Local elections: PS candidate says TGV consortium wants to carry out 135 demolitions in Gaia

The PS candidate for the Vila Nova de Gaia City Council, João Paulo Correia, told Lusa today that the Avan Norte consortium, which will build the high-speed line, wants to carry out 135 demolitions in the municipality.
"The number I have was provided to me by parish council presidents who are monitoring the consortium's contacts in Vila Nova de Gaia, and it seems truly avoidable to us. It's a number that was never on the table, which is around 135 demolitions," the candidate told Lusa today.
According to João Paulo Correia, the impacts cover housing, industries and warehouses in the parishes (or unions of parishes) of Oliveira do Douro, Mafamude and Vilar do Paraíso, Canelas, Serzedo and Perosinho and Grijó and Sermonde, and the number appears from consortium data dated the second half of July.
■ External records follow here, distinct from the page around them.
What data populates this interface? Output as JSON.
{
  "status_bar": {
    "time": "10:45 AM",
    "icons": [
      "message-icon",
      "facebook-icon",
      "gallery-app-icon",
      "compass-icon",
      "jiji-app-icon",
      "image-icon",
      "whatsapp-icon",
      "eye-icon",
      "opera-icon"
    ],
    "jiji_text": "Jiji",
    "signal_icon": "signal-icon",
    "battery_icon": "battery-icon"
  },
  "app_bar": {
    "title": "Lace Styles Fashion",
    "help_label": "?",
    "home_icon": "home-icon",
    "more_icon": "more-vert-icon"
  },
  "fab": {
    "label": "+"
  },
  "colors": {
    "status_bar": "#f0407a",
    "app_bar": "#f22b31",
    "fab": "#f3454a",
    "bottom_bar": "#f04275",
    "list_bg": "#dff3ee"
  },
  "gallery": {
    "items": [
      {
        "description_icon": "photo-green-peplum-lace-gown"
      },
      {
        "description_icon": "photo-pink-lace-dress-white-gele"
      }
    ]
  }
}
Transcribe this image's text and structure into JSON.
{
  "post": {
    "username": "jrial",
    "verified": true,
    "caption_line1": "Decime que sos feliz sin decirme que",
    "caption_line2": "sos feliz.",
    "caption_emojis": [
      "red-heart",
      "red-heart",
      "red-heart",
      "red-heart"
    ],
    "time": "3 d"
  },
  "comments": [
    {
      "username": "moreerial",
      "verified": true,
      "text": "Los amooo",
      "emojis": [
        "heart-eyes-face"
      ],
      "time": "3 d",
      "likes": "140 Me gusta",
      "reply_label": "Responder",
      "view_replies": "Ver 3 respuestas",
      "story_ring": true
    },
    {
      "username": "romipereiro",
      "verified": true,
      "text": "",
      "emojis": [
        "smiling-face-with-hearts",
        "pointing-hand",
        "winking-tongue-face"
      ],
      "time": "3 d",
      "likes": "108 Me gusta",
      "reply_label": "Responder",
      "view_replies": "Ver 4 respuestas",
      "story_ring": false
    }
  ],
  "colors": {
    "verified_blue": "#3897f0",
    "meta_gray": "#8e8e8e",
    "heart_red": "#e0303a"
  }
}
Lusa questioned the Avan Norte consortium on the matter and is awaiting a response.
"The latest version presented by the consortium, just a few weeks old, has a much greater impact on the region, meaning it will lead to the demolition of more homes and industries than the consortium had ever presented before," said João Paulo Correia.
For the Socialist candidate, "the Government must intervene in this matter and create conditions so that the high-speed line in Vila Nova de Gaia can be built with the least possible intrusion into the territory."
"The number of demolitions planned exceeds the number that the consortium has ever proposed to Vila Nova de Gaia, and in this regard, we urge the Government to participate in the process," he said.
The candidate recalls that “the Government is in a position to intervene, through Infraestuturas de Portugal [IP], so that the consortium can design a line in Vila Nova de Gaia in a less invasive way”.
The preliminary study for the first public-private partnership (PPP) for the high-speed railway line, between Porto and Oiã (in Oliveira do Bairro, Aveiro district) envisaged that most of the route would be tunneled through a large part of the municipality of Vila Nova de Gaia, over almost 10 kilometers.
However, in April the LusoLAV consortium (now called Avan Norte), composed of the companies Mota-Engil, Teixeira Duarte, Alves Ribeiro, Casais, Conduril and Gabriel Couto, presented to the Gaia City Council a route with less tunnel and more impacts on the surface, as well as suggesting a change in the location of the Gaia station (Vilar do Paraíso and not Santo Ovídio), and two bridges over the Douro River instead of a road-rail bridge.
"Comparing the two solutions, there is a three-fold increase in surface impact, increasing from the previous 2,540 meters of planned line in the landfill, excavation and wall areas to 7,728 meters in length," can also be read in the documents of the LusoLAV proposal to which Lusa had access in April.
The documents also pointed out, in April, that “the layout adjustments in the solution now proposed did not imply an increase in the number of affected areas” for new or recently refurbished homes, but as for “common type homes in relatively good condition, the layout adjustments in the solution now proposed apparently imply a slight increase in the number of affected areas”, but without quantifying them at the time.
The solution presented in April already "clashed with already built residential and industrial areas, with the existing fabric and the roads of the current road structure, requiring a diverse set of road restoration solutions in order to minimize the impact of the territorial barrier created, which is, in this solution, more extensive," the documents state.
"The impact is not limited to the linear extension of the infrastructure, but also to the area bordering it," also implying "expropriations and demolitions in the intervention zones, whether for the effective implementation of the high-speed line, or due to the dimensional need for work areas for its construction," it states.